Muitas pessoas pensam que os exercícios com bola de estabilidade visam apenas os músculos abdominais, também conhecidos como core. Na verdade, os melhores exercícios com bola de estabilidade podem desafiar e apertar não apenas o núcleo, mas também os braços, nádegas, costas, ombros e coxas. Como benefício adicional, muitos desses exercícios podem melhorar o senso de equilíbrio. Entre os melhores exercícios com bola de estabilidade estão o crunch, o push-up, o agachamento e o walk-out.
Aqueles que tentam esses exercícios com bola de estabilidade pela primeira vez devem começar realizando cinco repetições de cada movimento. À medida que um movimento se torna mais fácil de executar, as repetições devem ser gradualmente aumentadas para dez e depois para 15. Também deve ser observado que os exercícios realizados em uma bola de estabilidade totalmente inflada serão mais desafiadores do que aqueles realizados em uma bola mais macia.
Um crunch clássico é especialmente desafiador para o núcleo e para trás quando é feito em uma bola de estabilidade. Para executar este movimento, deite-se com a face para cima na bola com os pés apoiados no chão e os dedos colocados livremente atrás das orelhas. Usando os músculos abdominais, levante lentamente a parte superior do corpo, segure e volte à posição inicial. Evite usar o pescoço para levantar o corpo, pois isso pode resultar em lesões.
As flexões de bola de estabilidade não apenas tensionam os músculos do braço e do ombro, mas também visam o centro ao mesmo tempo em que melhoram o equilíbrio. Para executar este movimento, deite-se de bruços com a bola abaixo do meio. Use as palmas das mãos para “caminhar” para a frente até que a bola esteja abaixo das coxas. Agora, dobre os cotovelos, abaixando a parte superior do corpo em direção ao chão, segurando brevemente e depois retornando à posição inicial. Tente manter uma linha reta desde a coluna até o pescoço e a cabeça e evite travar os cotovelos.
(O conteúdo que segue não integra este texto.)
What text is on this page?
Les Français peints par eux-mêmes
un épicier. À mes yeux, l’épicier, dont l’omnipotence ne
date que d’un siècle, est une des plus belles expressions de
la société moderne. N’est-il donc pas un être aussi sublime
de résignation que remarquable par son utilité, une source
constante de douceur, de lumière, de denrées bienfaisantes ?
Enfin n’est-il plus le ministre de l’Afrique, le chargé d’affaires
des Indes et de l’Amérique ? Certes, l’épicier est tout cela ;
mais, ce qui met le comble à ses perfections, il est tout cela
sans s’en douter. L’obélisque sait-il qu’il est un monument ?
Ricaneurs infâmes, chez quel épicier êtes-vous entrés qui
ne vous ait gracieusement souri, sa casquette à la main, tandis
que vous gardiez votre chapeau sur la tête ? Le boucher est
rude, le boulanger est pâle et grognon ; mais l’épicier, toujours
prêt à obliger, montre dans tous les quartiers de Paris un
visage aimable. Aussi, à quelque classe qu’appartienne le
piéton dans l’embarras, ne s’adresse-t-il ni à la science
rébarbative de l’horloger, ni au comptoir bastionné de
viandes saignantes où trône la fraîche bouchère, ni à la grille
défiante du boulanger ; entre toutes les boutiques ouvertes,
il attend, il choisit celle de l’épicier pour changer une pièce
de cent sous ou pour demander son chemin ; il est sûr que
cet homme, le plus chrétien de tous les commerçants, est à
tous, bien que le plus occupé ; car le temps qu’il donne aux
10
O agachamento é um dos melhores exercícios com bola de estabilidade para tonificar coxas e nádegas. Para executar esse movimento, fique de pé com os pés afastados na largura dos ombros e com a bola de estabilidade presa entre as costas e a parede. Colocando as mãos nos quadris, “role” lentamente as costas para baixo da bola, dobrando os joelhos até que as coxas fiquem paralelas ao chão. Segure brevemente e volte à posição inicial.
Finalmente, o walk-out é um movimento excelente para apertar o núcleo e aumentar muito o equilíbrio. Para realizar este exercício, deite-se de bruços com a bola abaixo do meio. Use as mãos para “caminhar” lentamente para a frente até que a bola esteja abaixo dos tornozelos. Faça uma pausa e então “caminhe” as mãos para trás até que a bola esteja abaixo do meio mais uma vez. Tente sempre evitar que a bola escorregue para um lado do corpo.